Carers UK wants to see carers’ priorities reflected in the agendas of all the UK’s legislatures and in the new cross-government Carers Strategy in England. In the next few weeks we’ll be publishing the policy changes we want to see in the strategy and we’ll be using evidence gathered from carers to inform our submission to the strategy call for evidence.
- Improve financial support so that carers and their families do not suffer financial hardship as a result of caring.
- Greater investment in social care and health funding is urgently needed to ensure that new legal rights for carers being introduced have the finances behind them to make life better for carers. Carers UK is calling for a sustainable funding settlement to meet the needs of our ageing society.
- Improve carers’ health. Carers UK is pressing for a duty on NHS to identify carers and measures to make hospitals and other health settings more carer friendly and to increase funding for carers’ breaks.

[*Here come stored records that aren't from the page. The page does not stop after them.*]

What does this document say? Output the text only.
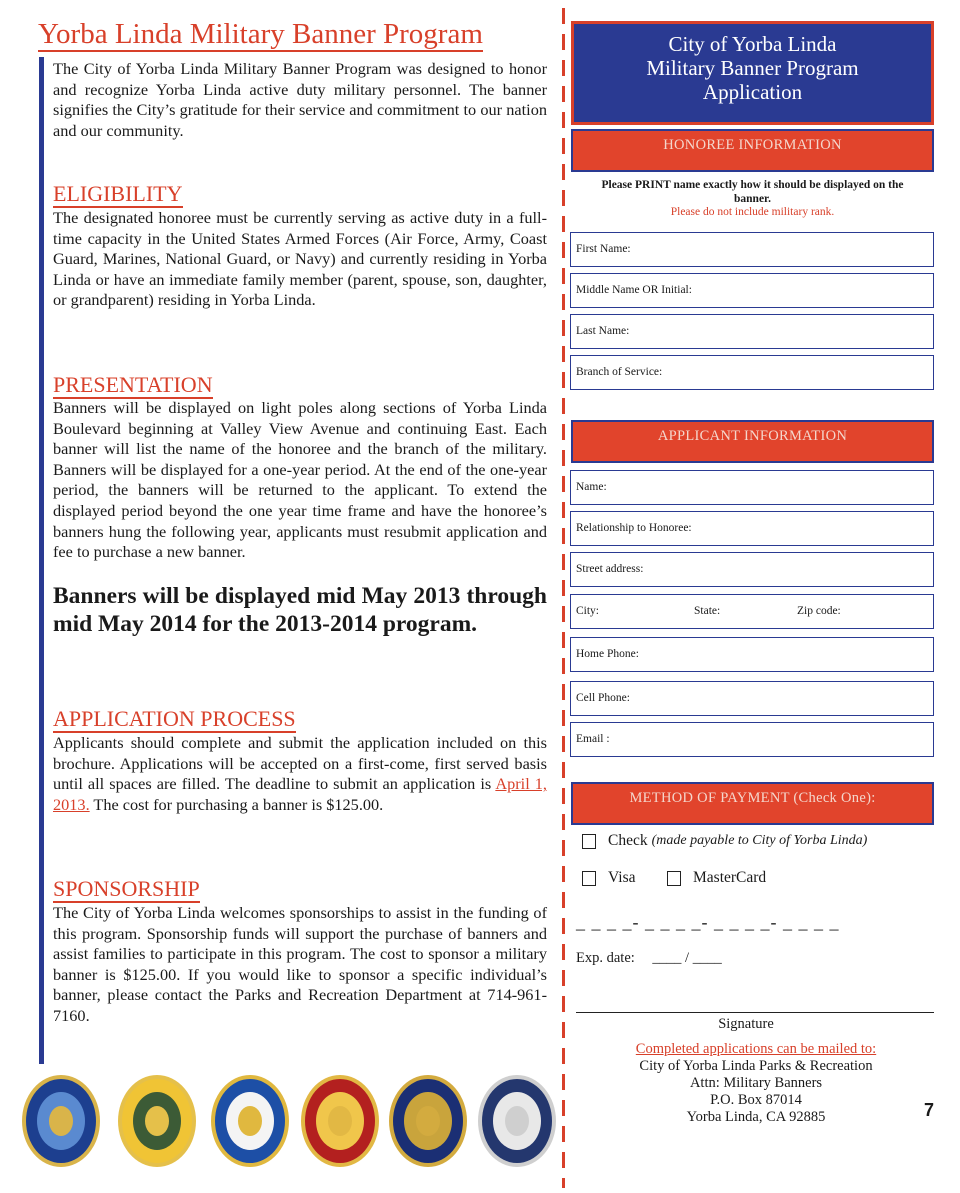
Yorba Linda Military Banner Program

The City of Yorba Linda Military Banner Program was designed to honor and recognize Yorba Linda active duty military personnel. The banner signifies the City’s gratitude for their service and commitment to our nation and our community.

ELIGIBILITY

The designated honoree must be currently serving as active duty in a full-time capacity in the United States Armed Forces (Air Force, Army, Coast Guard, Marines, National Guard, or Navy) and currently residing in Yorba Linda or have an immediate family member (parent, spouse, son, daughter, or grandparent) residing in Yorba Linda.

PRESENTATION

Banners will be displayed on light poles along sections of Yorba Linda Boulevard beginning at Valley View Avenue and continuing East. Each banner will list the name of the honoree and the branch of the military. Banners will be displayed for a one-year period. At the end of the one-year period, the banners will be returned to the applicant. To extend the displayed period beyond the one year time frame and have the honoree’s banners hung the following year, applicants must resubmit application and fee to purchase a new banner.

Banners will be displayed mid May 2013 through mid May 2014 for the 2013-2014 program.

APPLICATION PROCESS

Applicants should complete and submit the application included on this brochure. Applications will be accepted on a first-come, first served basis until all spaces are filled. The deadline to submit an application is April 1, 2013. The cost for purchasing a banner is $125.00.

SPONSORSHIP

The City of Yorba Linda welcomes sponsorships to assist in the funding of this program. Sponsorship funds will support the purchase of banners and assist families to participate in this program. The cost to sponsor a military banner is $125.00. If you would like to sponsor a specific individual’s banner, please contact the Parks and Recreation Department at 714-961-7160.

City of Yorba Linda
Military Banner Program
Application
HONOREE INFORMATION
Please PRINT name exactly how it should be displayed on the banner.
Please do not include military rank.
First Name:
Middle Name OR Initial:
Last Name:
Branch of Service:
APPLICANT INFORMATION
Name:
Relationship to Honoree:
Street address:
City:	State:	Zip code:
Home Phone:
Cell Phone:
Email :
METHOD OF PAYMENT (Check One):
Check (made payable to City of Yorba Linda)
Visa	MasterCard
_ _ _ _- _ _ _ _- _ _ _ _- _ _ _ _
Exp. date: ____ / ____
Signature
Completed applications can be mailed to:
City of Yorba Linda Parks & Recreation
Attn: Military Banners
P.O. Box 87014
Yorba Linda, CA 92885	7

- Strengthen rights for carers who want and need to juggle work with care with more statutory rights to time off from work to care.
The Government’s call for evidence for the new Carers Strategy for England is open until 30 June 2016 – click here to make you views heard.
As well as the key areas where we need to see long term changes for carers, the report also sets out some immediate actions for national and local government which would make life better for carers in 2017.